Before I started treatment, I was told that they would bring therapy dogs around and I began to panic. If a dog came near me, I would run, jump, break things, as I screamed. My heart would race and it felt like I stopped breathing.  Now I am trying to figure if I am sitting there plugged up to all these machines, what if I pulled the needle out? I began to pray and made my mind up that if I could face the fear of cancer, I will face my fear of dogs at the same time. My journey started and I became the main attraction.  Everybody would walk up to see how I would respond. At first, I could not relax when the dog came in. The lady had to keep the dog from even touching me. As I continued treatment, I kept dogworking on overcoming my fear. As you can see in the picture, with trusting God to face my fears, I was able to allow the dog to sit beside me and even rub the dog. I can’t express how major that was.

Lesson learned that when we trust God, we can face any fear and overcome them. Life sometimes has us to face some difficult situations and we become fearful of the unknown. I still don’t know why I am afraid of dogs but that fear could hinder me from doing what God has for me to do or can keep me from being in the right place to receive my blessing. Face your fear so that you can overcome what maybe hindering you on your journey. With God all things are possible. Face your fear!

Facing Your Giant

This month, we are introducing our new bloggers not only with their posts, but with a video!

Meet Eliza:

By Eliza Boulware

I am Eliza Boulware, a five year breast cancer survivor.

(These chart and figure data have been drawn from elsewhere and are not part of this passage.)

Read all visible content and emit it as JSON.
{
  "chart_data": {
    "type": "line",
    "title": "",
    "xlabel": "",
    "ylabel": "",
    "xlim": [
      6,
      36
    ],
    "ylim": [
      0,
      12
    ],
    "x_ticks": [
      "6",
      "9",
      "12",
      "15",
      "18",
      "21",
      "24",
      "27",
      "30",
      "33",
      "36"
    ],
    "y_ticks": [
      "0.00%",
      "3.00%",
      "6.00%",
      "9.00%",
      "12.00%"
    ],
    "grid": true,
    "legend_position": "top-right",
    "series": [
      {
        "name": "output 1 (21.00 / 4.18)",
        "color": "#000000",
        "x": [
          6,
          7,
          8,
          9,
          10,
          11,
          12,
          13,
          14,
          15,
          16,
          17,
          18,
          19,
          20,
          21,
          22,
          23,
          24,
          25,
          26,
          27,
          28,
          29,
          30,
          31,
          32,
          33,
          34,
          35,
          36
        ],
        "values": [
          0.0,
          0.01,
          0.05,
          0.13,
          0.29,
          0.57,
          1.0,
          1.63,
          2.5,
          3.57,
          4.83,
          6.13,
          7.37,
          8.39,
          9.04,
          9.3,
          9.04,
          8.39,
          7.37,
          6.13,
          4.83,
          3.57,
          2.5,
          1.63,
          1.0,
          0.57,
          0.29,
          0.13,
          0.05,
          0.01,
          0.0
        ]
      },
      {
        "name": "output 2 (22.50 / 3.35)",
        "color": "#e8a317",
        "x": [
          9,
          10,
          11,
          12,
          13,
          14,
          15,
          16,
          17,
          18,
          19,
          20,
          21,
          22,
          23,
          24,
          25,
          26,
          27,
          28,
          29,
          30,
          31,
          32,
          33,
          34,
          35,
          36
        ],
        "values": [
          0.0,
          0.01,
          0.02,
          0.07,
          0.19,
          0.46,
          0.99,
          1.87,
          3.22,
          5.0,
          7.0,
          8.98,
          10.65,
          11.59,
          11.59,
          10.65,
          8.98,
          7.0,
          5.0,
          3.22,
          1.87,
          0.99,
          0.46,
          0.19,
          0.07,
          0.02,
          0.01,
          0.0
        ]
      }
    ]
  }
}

I can recall during a spiritual fast God spoke to do a self-examination. My first thought was checking my spiritual walk but I heard it again, so this time I did a self breast exam. I felt a lump in my left breast.

From there I went to the doctor and completed all tests needed and it was confirmed I had stage 2 aggressive breast cancer. My world was turned upside down. I became afraid that I would die because I had never been sick. After losing both of my parents, I had spoken that when I find any health problems, I did not want to suffer long.  Now I am looking at my children and my granddaughter and saying, “not now Lord!”

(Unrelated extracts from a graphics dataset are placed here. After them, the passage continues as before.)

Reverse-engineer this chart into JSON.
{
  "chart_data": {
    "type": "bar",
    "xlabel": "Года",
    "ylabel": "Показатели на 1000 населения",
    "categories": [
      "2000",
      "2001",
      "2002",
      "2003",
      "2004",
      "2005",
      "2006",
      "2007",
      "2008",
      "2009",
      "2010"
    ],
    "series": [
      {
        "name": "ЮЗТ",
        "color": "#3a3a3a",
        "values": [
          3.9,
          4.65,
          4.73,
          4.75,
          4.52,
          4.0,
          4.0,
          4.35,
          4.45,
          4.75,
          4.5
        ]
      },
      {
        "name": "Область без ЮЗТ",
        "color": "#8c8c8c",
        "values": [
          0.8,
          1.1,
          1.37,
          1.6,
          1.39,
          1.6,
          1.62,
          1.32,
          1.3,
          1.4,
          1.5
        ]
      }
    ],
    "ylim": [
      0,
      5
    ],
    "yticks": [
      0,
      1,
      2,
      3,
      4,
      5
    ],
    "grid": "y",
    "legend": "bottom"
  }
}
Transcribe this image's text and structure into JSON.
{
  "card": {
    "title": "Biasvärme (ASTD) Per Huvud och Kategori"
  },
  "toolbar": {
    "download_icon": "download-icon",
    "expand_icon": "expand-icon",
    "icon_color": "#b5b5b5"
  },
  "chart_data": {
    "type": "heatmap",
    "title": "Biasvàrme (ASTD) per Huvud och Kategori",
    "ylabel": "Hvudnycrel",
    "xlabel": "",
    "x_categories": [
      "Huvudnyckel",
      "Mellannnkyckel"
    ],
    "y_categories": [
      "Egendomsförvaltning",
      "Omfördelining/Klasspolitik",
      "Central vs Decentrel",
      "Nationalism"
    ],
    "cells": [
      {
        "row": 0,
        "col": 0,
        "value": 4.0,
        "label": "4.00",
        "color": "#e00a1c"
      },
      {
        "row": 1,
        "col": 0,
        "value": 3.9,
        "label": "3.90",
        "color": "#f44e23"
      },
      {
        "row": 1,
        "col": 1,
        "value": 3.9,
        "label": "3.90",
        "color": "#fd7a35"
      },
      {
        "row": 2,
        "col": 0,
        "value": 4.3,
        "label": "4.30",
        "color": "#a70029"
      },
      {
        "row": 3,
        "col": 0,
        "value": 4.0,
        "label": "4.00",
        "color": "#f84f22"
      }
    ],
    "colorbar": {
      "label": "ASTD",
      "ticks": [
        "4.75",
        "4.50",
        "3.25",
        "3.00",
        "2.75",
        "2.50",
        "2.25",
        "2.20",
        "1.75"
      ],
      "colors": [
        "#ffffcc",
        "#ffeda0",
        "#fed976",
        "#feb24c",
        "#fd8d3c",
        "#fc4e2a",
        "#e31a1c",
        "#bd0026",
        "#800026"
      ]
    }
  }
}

I held it together at first. I allowed one tear drop when I was first told I had breast cancer but the flood gates opened when I sat with the counselor who went over the financial cost. I cried so hard because as a single low-income woman, how can I afford this and take care of my children?

As a minister of God, I had believed I was healed and now I was angry at God. I began to pray and I had to face that this was a cross I had to bear. I had to face this giant and believe I have the victory.  Faith no longer was just a word but it became a true action word for me. I faced the giant called CANCER and defeated it. I went through 12 rounds total chemo treatments and 33 rounds of radiation. I lost my hair and did not hide it. My fingers and feet turned black. I told my story every chance I got. I continued to go to work, host my yearly conference and continued to preach God’s word. I faced my giant with my faith and family support.

I encourage everyone to face your giant. At first, it looks bigger than you can handle, but with God CANCER became cancer.  Facing your giant with truth and education helps you know how to defeat your giant. Never give up – you have the victory.